Glenn Mascarenhas was born and brought up in Margao city, the commercial capital of the south. His parents are both from north Goa and migrated to the south because of work. He says, “I’m a south Goan, though I have parental influence of the North, of course.

The south is where Goan Catholic culture is still very strong. Most important movements to safeguard Goan culture were all won with support from the south. The Opinion Poll (a referendum held in 1967) which voted against merger with Maharashtra, the Konkani movement, the movement against SEZs (Special Economic Zones, if allowed they would have radically changed the demographic profile of Goa), all were won with support from the south,” he says proudly.

Mapping tourism
Tourism also evolved differently in south and north Goa, probably because the northerners in Bardez taluka (home to the famous beaches of Calangute-Baga, Candolim and Anjuna) were perhaps more hospitable back in the mid-1960s when the first tourists, the hippies, landed on Goan shores.

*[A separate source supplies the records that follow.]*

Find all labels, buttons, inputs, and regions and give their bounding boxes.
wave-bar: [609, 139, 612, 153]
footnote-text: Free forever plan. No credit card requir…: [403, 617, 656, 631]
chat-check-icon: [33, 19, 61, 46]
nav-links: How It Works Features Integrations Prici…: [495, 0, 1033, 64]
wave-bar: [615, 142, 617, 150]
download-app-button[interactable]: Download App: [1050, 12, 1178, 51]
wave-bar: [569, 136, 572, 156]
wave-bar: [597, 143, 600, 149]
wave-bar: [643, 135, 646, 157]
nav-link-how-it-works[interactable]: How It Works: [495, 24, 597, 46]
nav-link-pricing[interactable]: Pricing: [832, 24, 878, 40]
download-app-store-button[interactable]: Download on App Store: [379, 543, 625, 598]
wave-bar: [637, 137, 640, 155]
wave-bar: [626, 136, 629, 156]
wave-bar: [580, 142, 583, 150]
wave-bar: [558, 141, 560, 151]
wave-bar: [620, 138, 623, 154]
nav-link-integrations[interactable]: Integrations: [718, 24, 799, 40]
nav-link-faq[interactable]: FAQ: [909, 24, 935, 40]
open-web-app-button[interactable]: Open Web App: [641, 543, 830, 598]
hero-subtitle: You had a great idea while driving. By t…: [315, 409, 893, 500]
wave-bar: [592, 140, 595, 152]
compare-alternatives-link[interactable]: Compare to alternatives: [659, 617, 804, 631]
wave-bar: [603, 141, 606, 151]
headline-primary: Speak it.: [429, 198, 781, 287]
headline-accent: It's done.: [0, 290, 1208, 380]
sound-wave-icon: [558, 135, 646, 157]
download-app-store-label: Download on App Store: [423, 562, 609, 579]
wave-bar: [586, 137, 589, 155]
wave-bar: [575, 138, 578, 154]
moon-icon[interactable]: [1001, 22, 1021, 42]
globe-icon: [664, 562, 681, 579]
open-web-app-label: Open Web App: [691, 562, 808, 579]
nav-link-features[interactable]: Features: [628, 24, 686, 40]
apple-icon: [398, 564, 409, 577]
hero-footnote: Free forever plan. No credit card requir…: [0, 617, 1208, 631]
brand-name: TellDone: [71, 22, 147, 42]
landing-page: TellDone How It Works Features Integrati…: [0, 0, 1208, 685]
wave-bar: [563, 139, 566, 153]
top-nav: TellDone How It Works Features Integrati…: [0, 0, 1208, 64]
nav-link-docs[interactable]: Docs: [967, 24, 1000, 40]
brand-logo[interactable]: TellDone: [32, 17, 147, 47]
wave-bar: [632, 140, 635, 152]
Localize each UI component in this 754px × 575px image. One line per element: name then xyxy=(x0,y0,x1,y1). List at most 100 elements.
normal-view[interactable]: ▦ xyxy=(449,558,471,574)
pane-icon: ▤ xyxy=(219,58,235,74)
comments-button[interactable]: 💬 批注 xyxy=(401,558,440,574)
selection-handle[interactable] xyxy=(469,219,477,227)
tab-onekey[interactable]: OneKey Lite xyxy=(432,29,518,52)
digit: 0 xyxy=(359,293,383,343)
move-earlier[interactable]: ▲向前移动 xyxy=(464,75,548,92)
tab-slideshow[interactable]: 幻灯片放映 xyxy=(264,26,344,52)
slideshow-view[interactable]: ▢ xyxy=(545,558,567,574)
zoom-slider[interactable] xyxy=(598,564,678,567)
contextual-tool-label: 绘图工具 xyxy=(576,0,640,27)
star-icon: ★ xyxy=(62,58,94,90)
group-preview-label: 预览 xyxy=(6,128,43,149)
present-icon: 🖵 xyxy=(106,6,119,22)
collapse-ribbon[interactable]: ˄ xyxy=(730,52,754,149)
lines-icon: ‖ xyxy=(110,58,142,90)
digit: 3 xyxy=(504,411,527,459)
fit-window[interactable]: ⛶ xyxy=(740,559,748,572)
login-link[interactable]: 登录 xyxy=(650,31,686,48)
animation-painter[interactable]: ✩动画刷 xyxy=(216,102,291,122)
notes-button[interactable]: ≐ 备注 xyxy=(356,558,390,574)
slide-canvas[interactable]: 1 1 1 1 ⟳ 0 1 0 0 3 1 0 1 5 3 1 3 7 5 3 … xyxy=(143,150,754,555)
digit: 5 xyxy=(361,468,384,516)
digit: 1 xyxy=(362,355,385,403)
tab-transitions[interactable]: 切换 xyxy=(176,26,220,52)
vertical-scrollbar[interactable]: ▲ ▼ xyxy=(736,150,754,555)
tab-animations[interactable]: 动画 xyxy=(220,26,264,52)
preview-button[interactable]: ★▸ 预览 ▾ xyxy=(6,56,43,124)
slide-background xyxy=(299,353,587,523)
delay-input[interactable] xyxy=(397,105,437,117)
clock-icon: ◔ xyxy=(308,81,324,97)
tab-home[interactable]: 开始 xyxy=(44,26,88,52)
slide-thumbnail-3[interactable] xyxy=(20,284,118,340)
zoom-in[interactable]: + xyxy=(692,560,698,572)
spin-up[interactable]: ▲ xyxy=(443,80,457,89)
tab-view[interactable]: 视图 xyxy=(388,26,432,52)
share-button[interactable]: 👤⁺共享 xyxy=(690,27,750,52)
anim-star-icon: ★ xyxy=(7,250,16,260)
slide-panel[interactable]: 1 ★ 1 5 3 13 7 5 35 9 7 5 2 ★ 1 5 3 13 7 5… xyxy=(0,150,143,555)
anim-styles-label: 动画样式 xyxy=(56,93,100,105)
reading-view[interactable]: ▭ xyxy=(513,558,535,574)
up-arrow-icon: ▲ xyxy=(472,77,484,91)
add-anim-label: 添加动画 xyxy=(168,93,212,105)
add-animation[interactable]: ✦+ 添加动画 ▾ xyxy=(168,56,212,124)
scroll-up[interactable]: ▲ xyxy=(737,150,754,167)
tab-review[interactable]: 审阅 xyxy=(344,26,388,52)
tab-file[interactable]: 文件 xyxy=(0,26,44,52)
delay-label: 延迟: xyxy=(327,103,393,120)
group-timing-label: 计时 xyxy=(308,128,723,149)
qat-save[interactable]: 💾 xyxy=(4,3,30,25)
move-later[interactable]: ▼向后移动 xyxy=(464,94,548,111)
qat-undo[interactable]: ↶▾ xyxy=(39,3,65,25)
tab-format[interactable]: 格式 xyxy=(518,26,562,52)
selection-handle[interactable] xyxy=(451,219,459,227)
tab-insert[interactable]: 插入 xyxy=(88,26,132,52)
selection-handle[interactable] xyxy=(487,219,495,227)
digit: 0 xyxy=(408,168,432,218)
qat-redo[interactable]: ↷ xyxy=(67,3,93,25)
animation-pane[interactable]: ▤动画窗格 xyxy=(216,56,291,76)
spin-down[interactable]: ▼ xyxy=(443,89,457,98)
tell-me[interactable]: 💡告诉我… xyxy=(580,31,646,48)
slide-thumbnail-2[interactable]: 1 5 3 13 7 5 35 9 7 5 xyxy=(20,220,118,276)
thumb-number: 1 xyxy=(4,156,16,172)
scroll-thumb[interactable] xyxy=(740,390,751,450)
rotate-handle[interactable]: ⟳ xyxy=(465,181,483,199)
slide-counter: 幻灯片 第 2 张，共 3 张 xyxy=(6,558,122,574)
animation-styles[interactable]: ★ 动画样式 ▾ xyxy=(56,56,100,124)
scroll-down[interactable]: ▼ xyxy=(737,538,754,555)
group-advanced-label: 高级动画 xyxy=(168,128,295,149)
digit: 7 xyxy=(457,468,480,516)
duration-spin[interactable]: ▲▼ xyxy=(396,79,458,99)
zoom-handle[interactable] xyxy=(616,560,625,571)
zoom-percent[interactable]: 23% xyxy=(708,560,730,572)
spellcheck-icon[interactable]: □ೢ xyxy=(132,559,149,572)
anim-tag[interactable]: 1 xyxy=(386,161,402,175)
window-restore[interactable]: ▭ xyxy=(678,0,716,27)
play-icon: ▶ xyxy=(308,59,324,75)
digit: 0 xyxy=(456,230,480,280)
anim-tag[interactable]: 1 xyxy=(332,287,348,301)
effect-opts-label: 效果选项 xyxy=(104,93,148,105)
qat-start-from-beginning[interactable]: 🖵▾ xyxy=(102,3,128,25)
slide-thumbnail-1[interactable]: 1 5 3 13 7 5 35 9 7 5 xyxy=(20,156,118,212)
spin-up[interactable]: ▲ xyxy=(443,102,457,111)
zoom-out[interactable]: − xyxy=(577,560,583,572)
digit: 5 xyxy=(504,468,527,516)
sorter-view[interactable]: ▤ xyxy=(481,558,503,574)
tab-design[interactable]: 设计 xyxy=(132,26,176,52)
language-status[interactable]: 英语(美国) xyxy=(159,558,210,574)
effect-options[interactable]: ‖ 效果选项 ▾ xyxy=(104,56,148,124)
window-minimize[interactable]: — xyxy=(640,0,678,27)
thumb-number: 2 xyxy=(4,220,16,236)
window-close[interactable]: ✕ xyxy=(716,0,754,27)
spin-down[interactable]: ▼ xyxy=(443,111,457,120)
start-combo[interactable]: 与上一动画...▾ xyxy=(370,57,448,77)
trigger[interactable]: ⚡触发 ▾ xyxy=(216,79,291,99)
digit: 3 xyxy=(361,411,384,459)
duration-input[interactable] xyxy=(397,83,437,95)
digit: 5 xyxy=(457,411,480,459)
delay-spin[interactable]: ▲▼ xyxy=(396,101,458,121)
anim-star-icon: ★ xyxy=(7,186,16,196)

In fact, they first landed in Colva, the queen of south Goan beaches in Salcete, but the people there were apparently incensed with their partying and liberal ways (the early hippies were notorious for sun-bathing nude). They then ended up in Calangute-Anjuna.

“The south people are more aggressive, more impatient,” says a local, echoing the commonly held view in Goa that the northerners are more liberal. “Except in the extreme south in Palolem, tourism has not swept aside everything as has happened in the north which is now full of outsiders who have taken over most of the businesses. In the south, the people are still holding on to their land and businesses.”

Consequently, much of the Catholic-dominated Salcete coastline has retained a bit of that Goan Catholic flavour in the form of stately houses which give Goa its unique ‘Latino’ atmosphere. In contrast, the Candolim-Calangute beach-belt — the most visited areas in Goa has lost much of that old-world charm, which was the reason why it first became so popular with tourists.

Goa seems a house divided but that’s for locals in the know. For the casual visitor, it is Goa’s geographical divide, north to south that one crosses on a visit to the sunny state. They are largely unaware of the undercurrents. What do they say about ignorance is bliss?